With this exhibition, Fay brings a unique, unsentimental body of work to the table. Often finding sharply contrasting, playful beauty and meaning in overlooked and haphazard arrangements of waters-edge debris, groups of trees, rock and confluences of rivers: she has produced a collection of paintings that delight, interrogate and surprise. They force us to consider the minute and the momentary as well as the vertiginous and majestic. Here we see water in the Lake District - its abundance and its absence - in terms of its relationship to plant and bird life, to sky and to geology. We see it, as Fay does, as both a celebration of a life force and testament to the fragility of our environment. Here we witness an ongoing dialogue with Romanticism in which pleasure and beauty are inherent in the terrifying force and grandeur of nature.
When Fay looks back at her days of wild-swimming, kayaking, mountaineering, she can recall the overriding sensation of being so close to danger or the unknown. And it is these fears and exhilarations that are re-animated in the paintings in ‘Drawn to Water.’
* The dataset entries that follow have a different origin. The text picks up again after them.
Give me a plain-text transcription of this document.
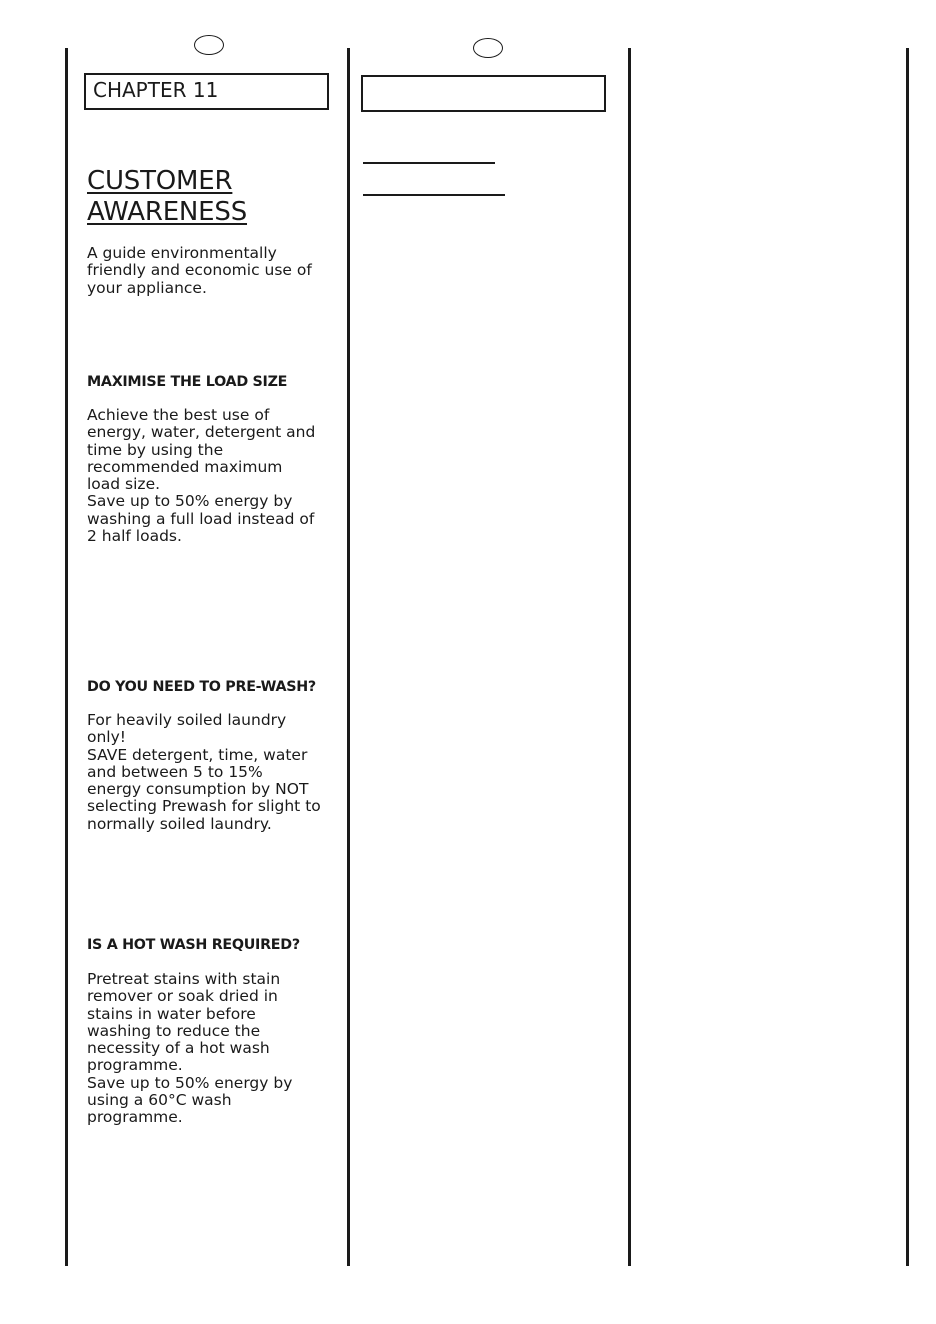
CHAPTER 11
CUSTOMER
AWARENESS
A guide environmentally
friendly and economic use of
your appliance.
MAXIMISE THE LOAD SIZE
Achieve the best use of
energy, water, detergent and
time by using the
recommended maximum
load size.
Save up to 50% energy by
washing a full load instead of
2 half loads.
DO YOU NEED TO PRE-WASH?
For heavily soiled laundry
only!
SAVE detergent, time, water
and between 5 to 15%
energy consumption by NOT
selecting Prewash for slight to
normally soiled laundry.
IS A HOT WASH REQUIRED?
Pretreat stains with stain
remover or soak dried in
stains in water before
washing to reduce the
necessity of a hot wash
programme.
Save up to 50% energy by
using a 60°C wash
programme.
Fay offers a sober, alternative vision of the Lakes, sensitive to the value of water in all its manifestations and to the consequences of its absence; with an eye on climate change and the incursion of people / hand of humankind on this special place.
The vision she has explored through these paintings investigates that timeless, human fascination with water in natural settings and the impulse towards contemplation in its presence. At the same time, she is offering the viewer a unique, personal insight into the choices that she makes in perspective - looking upwards at a rushing torrent, submerged reeds at arm’s length, a shore glimpsed through trees at eye level, beyond the visible horizon - as well as in materials and technique - scratching and reworking of paint and wax enables her to express and reformulate her lived experiences of these places. She enjoys paying careful attention to colour, texture and light, thus many of my paintings celebrate the exquisite detail discovered in nature.
The relationship between water and geology, water and plant life, water and sky, is the starting-point of this body of work; Fay has attempted to articulate this in as ambivalent and unsentimental approach as possible. Her interpretation of these watery places; the fear of the cold depths when swimming, the fast-changing light as rain showers move across a valley, the thrill of kayaking, the simple delight of working in plein air, and reliving experiences back in the studio, all of these can be intuited.